Despite this pilot study’s limitations, discriminative power was high, making the pursuit of further plasma biomarker validation studies using MS worthwhile. Further, the results add weight to the argument for multi-protein panels and the use of how one technique, LC/MRM-MS, can be used to achieve larger data sets, laying a foundation for further research to demonstrate the utility of MS in translational settings at the bedside with benchtop MS machines in laboratories or as point of care devices, for example. However, despite its capacity for highly multiplexed and very specific determination of protein abundance, it is clear that biomarker assays will necessarily require translation from the LC/MRM-MS research platform onto much more rapid and clinic-ready platforms (e.g., iMALDI, ELISA). Sample turnaround times measured in hours and days from blood draw to test result are not appropriate in the acute care setting; turnaround times measured in minutes would be required. Assays with these characteristics are the focus of several ongoing follow-up projects in this area.

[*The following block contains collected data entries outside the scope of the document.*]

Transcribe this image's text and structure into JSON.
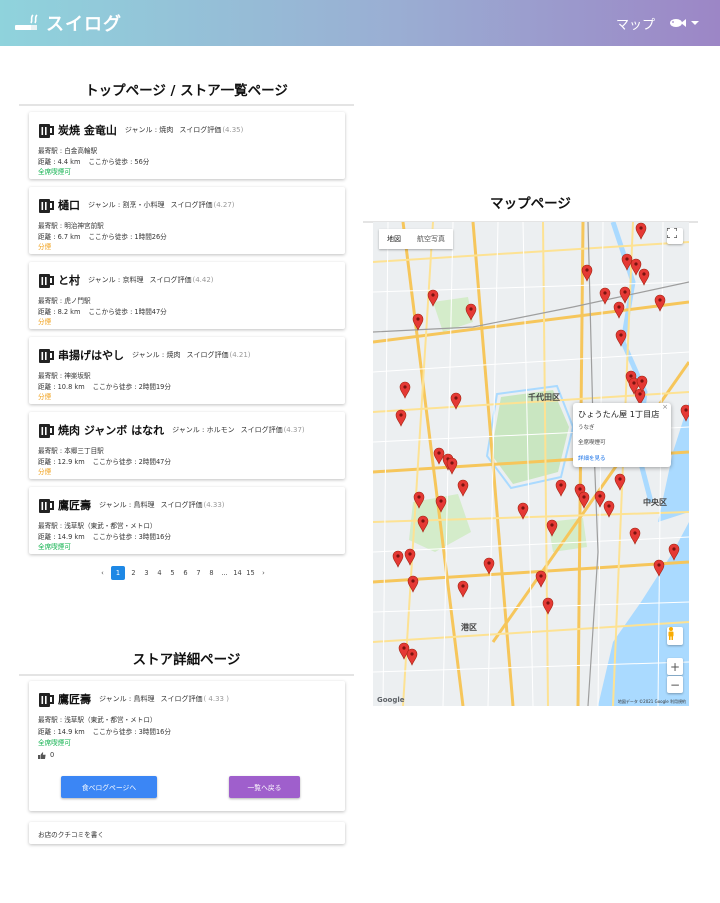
{
  "app": {
    "brand": "スイログ",
    "nav_map": "マップ"
  },
  "top_section": {
    "title": "トップページ / ストア一覧ページ"
  },
  "labels": {
    "genre_prefix": "ジャンル : ",
    "rating_label": "スイログ評価",
    "station_prefix": "最寄駅 : ",
    "distance_prefix": "距離 : ",
    "walk_prefix": "ここから徒歩 : "
  },
  "stores": [
    {
      "name": "炭焼 金竜山",
      "genre": "ジャンル : 焼肉",
      "rating": "(4.35)",
      "station": "最寄駅 : 白金高輪駅",
      "distance": "距離 : 4.4 km",
      "walk": "ここから徒歩 : 56分",
      "smoking": "全席喫煙可",
      "smoking_type": "ok"
    },
    {
      "name": "樋口",
      "genre": "ジャンル : 割烹・小料理",
      "rating": "(4.27)",
      "station": "最寄駅 : 明治神宮前駅",
      "distance": "距離 : 6.7 km",
      "walk": "ここから徒歩 : 1時間26分",
      "smoking": "分煙",
      "smoking_type": "sep"
    },
    {
      "name": "と村",
      "genre": "ジャンル : 京料理",
      "rating": "(4.42)",
      "station": "最寄駅 : 虎ノ門駅",
      "distance": "距離 : 8.2 km",
      "walk": "ここから徒歩 : 1時間47分",
      "smoking": "分煙",
      "smoking_type": "sep"
    },
    {
      "name": "串揚げはやし",
      "genre": "ジャンル : 焼肉",
      "rating": "(4.21)",
      "station": "最寄駅 : 神楽坂駅",
      "distance": "距離 : 10.8 km",
      "walk": "ここから徒歩 : 2時間19分",
      "smoking": "分煙",
      "smoking_type": "sep"
    },
    {
      "name": "焼肉 ジャンボ はなれ",
      "genre": "ジャンル : ホルモン",
      "rating": "(4.37)",
      "station": "最寄駅 : 本郷三丁目駅",
      "distance": "距離 : 12.9 km",
      "walk": "ここから徒歩 : 2時間47分",
      "smoking": "分煙",
      "smoking_type": "sep"
    },
    {
      "name": "鷹匠壽",
      "genre": "ジャンル : 鳥料理",
      "rating": "(4.33)",
      "station": "最寄駅 : 浅草駅（東武・都営・メトロ）",
      "distance": "距離 : 14.9 km",
      "walk": "ここから徒歩 : 3時間16分",
      "smoking": "全席喫煙可",
      "smoking_type": "ok"
    }
  ],
  "pagination": {
    "prev": "‹",
    "pages": [
      "1",
      "2",
      "3",
      "4",
      "5",
      "6",
      "7",
      "8",
      "...",
      "14",
      "15"
    ],
    "current": "1",
    "next": "›"
  },
  "detail_section": {
    "title": "ストア詳細ページ",
    "store": {
      "name": "鷹匠壽",
      "genre": "ジャンル : 鳥料理",
      "rating": "( 4.33 )",
      "station": "最寄駅 : 浅草駅（東武・都営・メトロ）",
      "distance": "距離 : 14.9 km",
      "walk": "ここから徒歩 : 3時間16分",
      "smoking": "全席喫煙可",
      "likes": "0"
    },
    "tabelog_button": "食べログページへ",
    "back_button": "一覧へ戻る",
    "review_link": "お店のクチコミを書く"
  },
  "map_section": {
    "title": "マップページ",
    "map_type_map": "地図",
    "map_type_satellite": "航空写真",
    "zoom_in": "+",
    "zoom_out": "−",
    "districts": {
      "chiyoda": "千代田区",
      "chuo": "中央区",
      "minato": "港区"
    },
    "google": "Google",
    "credit": "地図データ ©2021 Google  利用規約",
    "popup": {
      "name": "ひょうたん屋 1丁目店",
      "genre": "うなぎ",
      "smoking": "全席喫煙可",
      "link": "詳細を見る",
      "close": "×"
    }
  },
  "colors": {
    "nav_start": "#8fd3dc",
    "nav_end": "#9c86c6",
    "primary_btn": "#3b86f5",
    "secondary_btn": "#9f5fcc",
    "smoking_ok": "#10b24e",
    "smoking_sep": "#f0a019",
    "pin": "#e53935"
  },
  "icons": {
    "brand": "cigarette-icon",
    "user": "fish-avatar-icon",
    "store": "beer-mug-icon",
    "like": "thumb-up-icon"
  }
}
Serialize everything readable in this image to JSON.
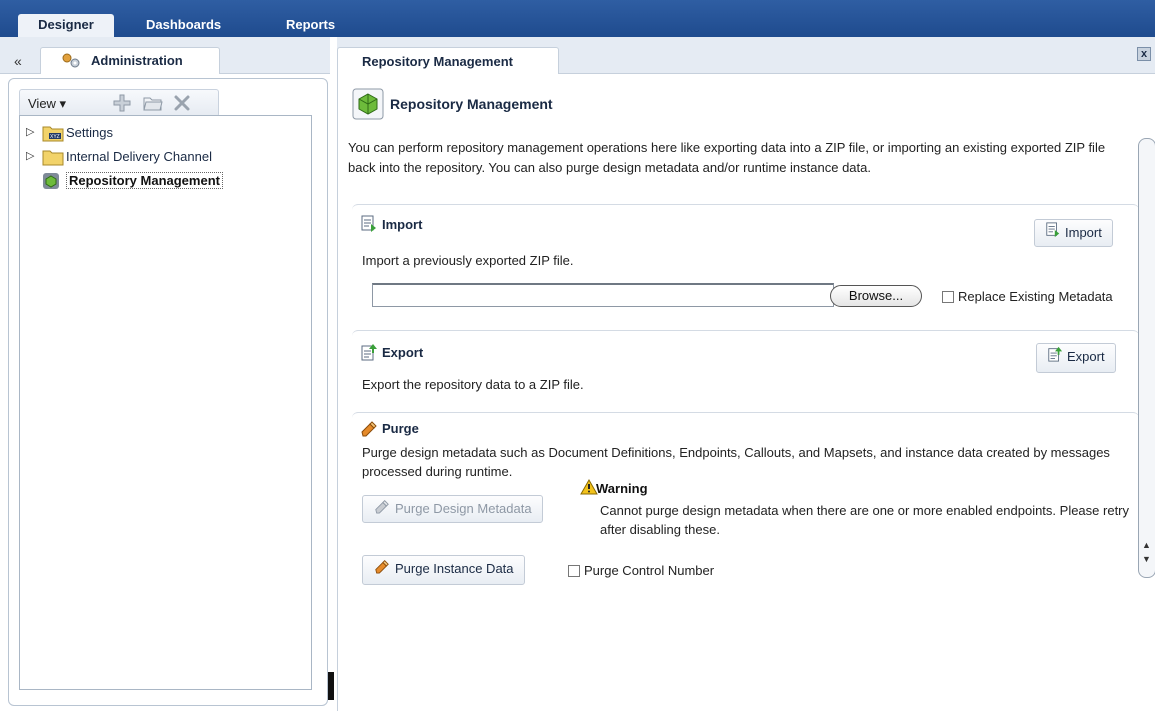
{
  "top_tabs": [
    {
      "label": "Designer",
      "active": true
    },
    {
      "label": "Dashboards",
      "active": false
    },
    {
      "label": "Reports",
      "active": false
    }
  ],
  "left": {
    "collapse_glyph": "«",
    "tab_label": "Administration",
    "toolbar": {
      "view_label": "View ▾"
    },
    "tree": [
      {
        "label": "Settings",
        "icon": "settings-folder-icon",
        "expander": "▷"
      },
      {
        "label": "Internal Delivery Channel",
        "icon": "folder-icon",
        "expander": "▷"
      },
      {
        "label": "Repository Management",
        "icon": "repository-icon",
        "selected": true
      }
    ]
  },
  "right": {
    "tab_label": "Repository Management",
    "close_glyph": "x",
    "header_title": "Repository Management",
    "intro": "You can perform repository management operations here like exporting data into a ZIP file, or importing an existing exported ZIP file back into the repository.  You can also purge design metadata and/or runtime instance data.",
    "import": {
      "title": "Import",
      "description": "Import a previously exported ZIP file.",
      "button": "Import",
      "browse": "Browse...",
      "file_value": "",
      "replace_label": "Replace Existing Metadata"
    },
    "export": {
      "title": "Export",
      "description": "Export the repository data to a ZIP file.",
      "button": "Export"
    },
    "purge": {
      "title": "Purge",
      "description": "Purge design metadata such as Document Definitions, Endpoints, Callouts, and Mapsets, and instance data created by messages processed during runtime.",
      "design_button": "Purge Design Metadata",
      "warning_title": "Warning",
      "warning_text": "Cannot purge design metadata when there are one or more enabled endpoints. Please retry after disabling these.",
      "instance_button": "Purge Instance Data",
      "control_number_label": "Purge Control Number"
    }
  },
  "colors": {
    "top_bar": "#2f5ea3",
    "panel_bg": "#e5ebf3",
    "border": "#c6d0dc",
    "heading_text": "#1a2a44"
  }
}
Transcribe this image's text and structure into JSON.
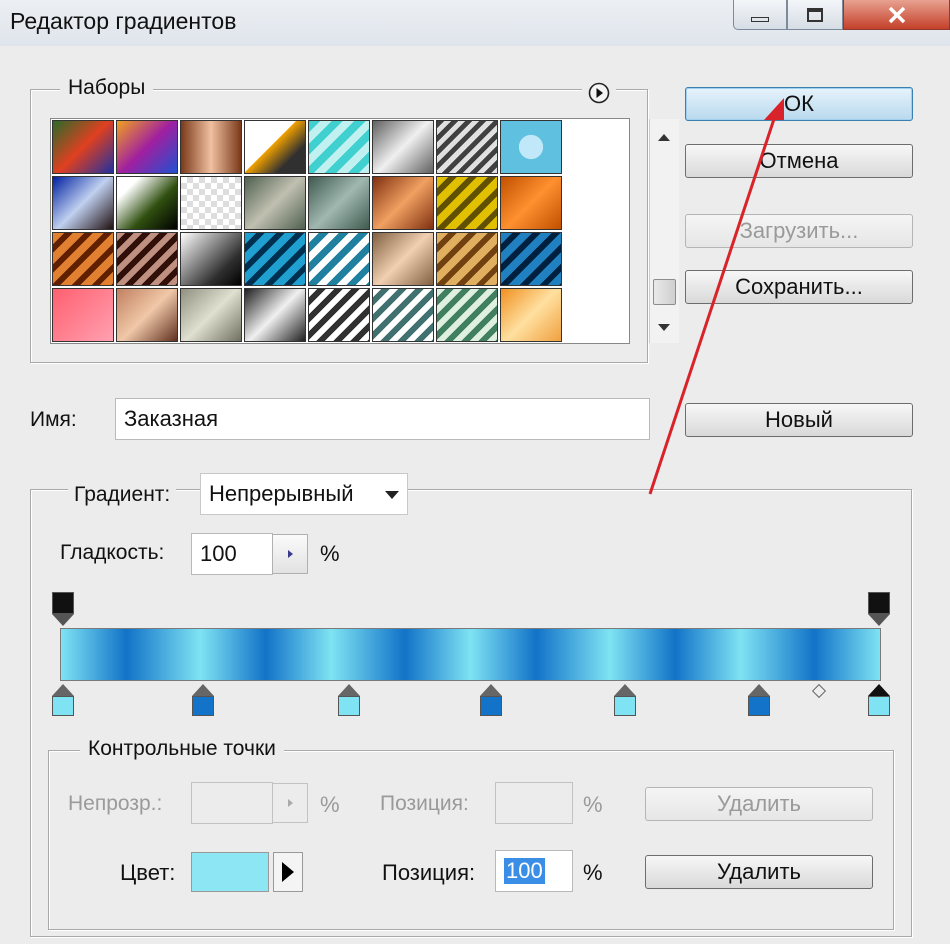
{
  "window": {
    "title": "Редактор градиентов",
    "min_icon": "minimize-icon",
    "max_icon": "maximize-icon",
    "close_icon": "close-icon"
  },
  "presets": {
    "legend": "Наборы",
    "menu_icon": "circle-play-icon",
    "swatch_count": 32,
    "scroll_up_icon": "arrow-up-icon",
    "scroll_down_icon": "arrow-down-icon"
  },
  "buttons": {
    "ok": "ОК",
    "cancel": "Отмена",
    "load": "Загрузить...",
    "save": "Сохранить...",
    "new": "Новый"
  },
  "name": {
    "label": "Имя:",
    "value": "Заказная"
  },
  "gradient": {
    "type_label": "Градиент:",
    "type_value": "Непрерывный",
    "smoothness_label": "Гладкость:",
    "smoothness_value": "100",
    "smoothness_unit": "%",
    "colors": {
      "light": "#7fe3f3",
      "dark": "#1273c8"
    }
  },
  "stops": {
    "legend": "Контрольные точки",
    "opacity_label": "Непрозр.:",
    "opacity_value": "",
    "opacity_unit": "%",
    "opacity_position_label": "Позиция:",
    "opacity_position_value": "",
    "opacity_position_unit": "%",
    "opacity_delete": "Удалить",
    "color_label": "Цвет:",
    "color_value": "#8ce6f3",
    "color_position_label": "Позиция:",
    "color_position_value": "100",
    "color_position_unit": "%",
    "color_delete": "Удалить"
  }
}
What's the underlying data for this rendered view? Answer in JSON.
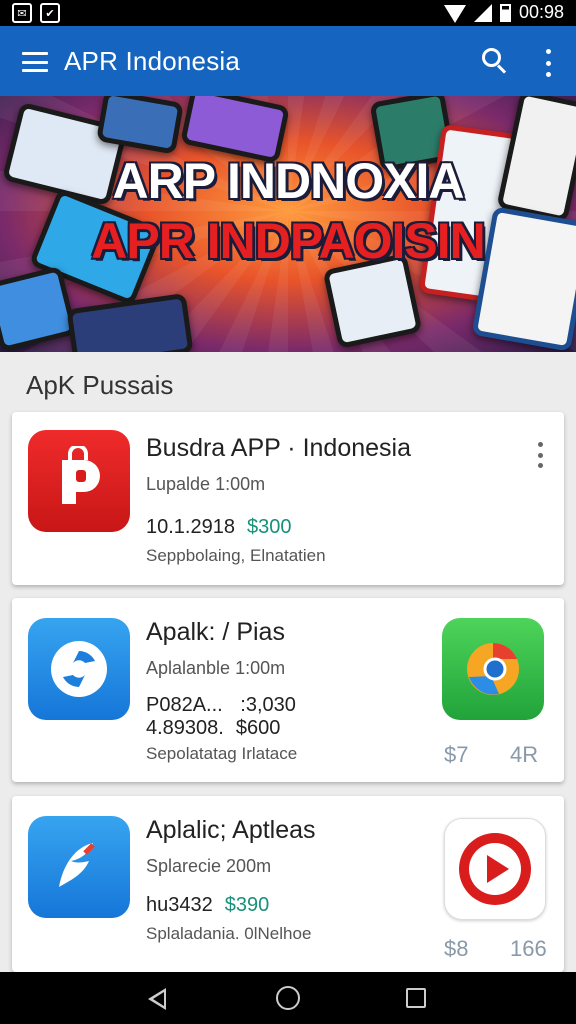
{
  "status_bar": {
    "time": "00:98",
    "left_icons": [
      "notification-icon",
      "shield-icon"
    ],
    "right_icons": [
      "wifi-icon",
      "signal-icon",
      "battery-icon"
    ]
  },
  "app_bar": {
    "title": "APR Indonesia",
    "icons": [
      "menu-icon",
      "search-icon",
      "more-vert-icon"
    ],
    "color": "#1565c0"
  },
  "banner": {
    "line1": "ARP INDNOXIA",
    "line2": "APR INDPAOISIN"
  },
  "section": {
    "title": "ApK Pussais"
  },
  "cards": [
    {
      "icon": "parking-bag-icon",
      "name": "Busdra APP · Indonesia",
      "meta": "Lupalde  1:00m",
      "line1_code": "10.1.2918",
      "line1_price": "$300",
      "sub": "Seppbolaing, Elnatatien"
    },
    {
      "icon": "refresh-s-icon",
      "side_icon": "browser-globe-icon",
      "name": "Apalk: / Pias",
      "meta": "Aplalanble 1:00m",
      "line1_code": "P082A...",
      "line1_value": ":3,030",
      "line2_code": "4.89308.",
      "line2_price": "$600",
      "sub": "Sepolatatag Irlatace",
      "corner_left": "$7",
      "corner_right": "4R"
    },
    {
      "icon": "feather-icon",
      "side_icon": "play-bubble-icon",
      "name": "Aplalic; Aptleas",
      "meta": "Splarecie  200m",
      "line1_code": "hu3432",
      "line1_price": "$390",
      "sub": "Splaladania. 0lNelhoe",
      "corner_left": "$8",
      "corner_right": "166"
    }
  ],
  "nav_bar": {
    "icons": [
      "back-icon",
      "home-icon",
      "recents-icon"
    ]
  }
}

Where we measured proteins by multiple techniques, only 1 of 27 was found to be differentially expressed at the 5% significance level by more than one method. It is not clear which technique gives the more clinically relevant results. This highlights the question of analytical validity that needs to be considered when we apply these various proteomic techniques in clinical medicine. Where ELISA may suffer from lack of specificity being confounded by the presence of different isomers or other proteins sharing epitopes, it can be very sensitive; on the other hand, MS is highly specific, but may lose sensitivity due to protein modification during processing or the presence of a variant protein in an individual. It is recognized that some plasma protein levels fluctuate significantly in the general population due to heritable factors, individual and common environmental factors, and as yet unknown factors [
31]. Many potential stroke protein markers are low-abundance proteins (i.e., not easily or readily quantifiable) [
7], and their variability in the general population is not well known.
These limitations notwithstanding, we are confident that the findings from this preliminary study are a useful contribution to the published literature, providing more contexts for those of us trying to navigate in the world of protein markers in stroke. Our aim was to explore variability of protein markers within these two small patient groups, recognizing diversity within disease and across healthy populations and not to discover stroke markers.